What made you go for the name Triguna?
We were originally called Scattered Ashes back when we were a lot more thrashy than we are now. We actually played a couple shows under that name, but when we changed up our style a little bit we decided a name change would do us some good. Justin, an ex-member thought it up one day and dropped it to us and we kind of just went with it from there. It stuck.
How do you usually describe your music?
I usually describe our music to people as progressive death metal. If they ask for any comparisons though I’m lost to say the least.
What is your writing process like?
Our writing process is heavily reliant on the program Tux Guitar, the poor man’s guitar pro. Jeremy and Noah will write independently and exchange their ideas through tux guitar. It has everything all tabbed out for them and they work from there. When there is a finished product it gets handed over to me and I take a page or two out of my lyric book, change them up a bit and match it from there.
Who or what is your inspiration, if you have any?
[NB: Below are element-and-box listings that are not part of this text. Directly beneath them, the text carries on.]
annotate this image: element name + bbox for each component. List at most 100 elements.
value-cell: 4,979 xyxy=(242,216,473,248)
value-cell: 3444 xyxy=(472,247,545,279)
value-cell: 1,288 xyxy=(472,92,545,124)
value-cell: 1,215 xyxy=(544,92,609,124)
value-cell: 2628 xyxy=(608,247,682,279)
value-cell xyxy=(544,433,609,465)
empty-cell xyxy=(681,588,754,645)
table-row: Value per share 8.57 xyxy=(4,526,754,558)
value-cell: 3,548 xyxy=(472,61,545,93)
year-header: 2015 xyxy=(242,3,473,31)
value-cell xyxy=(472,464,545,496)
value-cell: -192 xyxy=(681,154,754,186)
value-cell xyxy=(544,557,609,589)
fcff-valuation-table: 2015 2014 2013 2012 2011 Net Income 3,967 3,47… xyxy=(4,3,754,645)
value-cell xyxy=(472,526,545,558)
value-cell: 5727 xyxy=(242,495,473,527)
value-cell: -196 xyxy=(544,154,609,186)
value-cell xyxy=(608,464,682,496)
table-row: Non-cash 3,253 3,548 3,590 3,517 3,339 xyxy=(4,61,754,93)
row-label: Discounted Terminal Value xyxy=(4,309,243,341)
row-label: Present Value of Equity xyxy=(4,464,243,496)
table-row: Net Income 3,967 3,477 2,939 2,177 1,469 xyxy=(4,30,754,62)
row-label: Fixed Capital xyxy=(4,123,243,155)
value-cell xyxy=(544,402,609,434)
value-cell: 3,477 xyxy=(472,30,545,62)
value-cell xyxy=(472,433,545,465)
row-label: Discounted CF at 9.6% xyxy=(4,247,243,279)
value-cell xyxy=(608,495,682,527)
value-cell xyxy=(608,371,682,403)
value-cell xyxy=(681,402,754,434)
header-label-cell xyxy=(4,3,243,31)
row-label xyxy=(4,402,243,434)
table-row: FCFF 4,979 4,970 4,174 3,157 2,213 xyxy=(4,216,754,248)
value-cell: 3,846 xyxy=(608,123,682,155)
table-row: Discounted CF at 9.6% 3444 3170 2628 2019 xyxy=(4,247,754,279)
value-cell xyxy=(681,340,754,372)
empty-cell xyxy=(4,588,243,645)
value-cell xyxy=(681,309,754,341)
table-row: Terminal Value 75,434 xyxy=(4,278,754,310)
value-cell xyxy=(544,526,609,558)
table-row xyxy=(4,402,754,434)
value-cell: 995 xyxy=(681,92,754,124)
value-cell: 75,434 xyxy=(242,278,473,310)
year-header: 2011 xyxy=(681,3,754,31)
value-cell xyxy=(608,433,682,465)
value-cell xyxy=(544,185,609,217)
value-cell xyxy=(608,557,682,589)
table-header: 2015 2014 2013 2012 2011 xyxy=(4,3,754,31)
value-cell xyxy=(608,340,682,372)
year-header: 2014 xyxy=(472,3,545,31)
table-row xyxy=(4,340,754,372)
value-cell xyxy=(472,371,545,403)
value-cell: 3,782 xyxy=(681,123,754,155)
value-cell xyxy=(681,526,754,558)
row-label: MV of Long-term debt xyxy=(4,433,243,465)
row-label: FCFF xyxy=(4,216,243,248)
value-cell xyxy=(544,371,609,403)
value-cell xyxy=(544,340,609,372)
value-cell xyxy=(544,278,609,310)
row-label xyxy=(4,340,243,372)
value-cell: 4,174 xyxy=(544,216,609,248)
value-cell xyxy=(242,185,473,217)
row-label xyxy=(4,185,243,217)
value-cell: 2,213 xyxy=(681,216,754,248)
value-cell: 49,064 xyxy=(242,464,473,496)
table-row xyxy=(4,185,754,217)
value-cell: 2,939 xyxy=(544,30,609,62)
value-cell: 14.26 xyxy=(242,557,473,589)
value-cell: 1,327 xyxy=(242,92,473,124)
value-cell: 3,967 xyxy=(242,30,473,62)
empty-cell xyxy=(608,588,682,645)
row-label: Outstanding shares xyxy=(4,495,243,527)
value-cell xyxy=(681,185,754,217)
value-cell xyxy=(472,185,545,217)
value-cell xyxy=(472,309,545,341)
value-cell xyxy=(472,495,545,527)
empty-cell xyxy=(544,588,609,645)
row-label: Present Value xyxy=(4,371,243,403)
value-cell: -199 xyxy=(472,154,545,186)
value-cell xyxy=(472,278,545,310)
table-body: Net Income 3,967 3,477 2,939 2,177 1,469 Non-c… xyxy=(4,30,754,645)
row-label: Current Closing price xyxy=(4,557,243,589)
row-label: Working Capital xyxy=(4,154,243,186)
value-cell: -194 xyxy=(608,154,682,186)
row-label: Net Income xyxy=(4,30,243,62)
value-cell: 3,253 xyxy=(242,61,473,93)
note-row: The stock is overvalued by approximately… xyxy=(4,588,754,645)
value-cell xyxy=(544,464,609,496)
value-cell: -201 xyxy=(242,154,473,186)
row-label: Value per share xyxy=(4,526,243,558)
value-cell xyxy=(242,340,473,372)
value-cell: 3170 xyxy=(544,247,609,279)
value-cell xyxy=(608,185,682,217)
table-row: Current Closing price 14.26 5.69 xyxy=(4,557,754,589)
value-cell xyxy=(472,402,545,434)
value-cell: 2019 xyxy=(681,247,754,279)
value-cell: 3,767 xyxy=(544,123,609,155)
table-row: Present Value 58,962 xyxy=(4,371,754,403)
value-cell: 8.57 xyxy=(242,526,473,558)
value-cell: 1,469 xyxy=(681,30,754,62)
We never really talk about our inspirations. Jeremy always says “good music”, and on the lyrics end of it I’m just looking at some of the events that have happened and are happening in my life.
What is your favourite piece on the “Maladaptive” EP?
My favorite piece on Maladaptive is Halted Ascension. Some pretty gnarly syncopation happens in the middle of the song and I fell in love with it.
What makes “Maladaptive” different?
The fusion aspects of it set it apart from a lot. I’d like to think my vocals help set us apart from other progressive bands as well.
What should music lovers expect from “Maladaptive”?
They should expect some awesome grooves with some regular balls to the walls head banging. We really cover a wide spectrum with this and it’s a great experimental album for us.
What kind of emotions would you like your audience to feel when they listen to your music?
They can feel whatever they would like. I was going through a darker period of time where I couldn’t really adjust to anything, so I suppose if they felt the darkness that I wanted to radiate from it that wouldn’t be too bad of a thing.
Which do you like most, life in the studio or on tour?
We only live the studio life at the moment.
Pick your three favourite albums that you would take on a desert island with you.
I would take As The Palaces Burn by Lamb of God, About That Life by Attila, and New Bermuda by Deafheaven.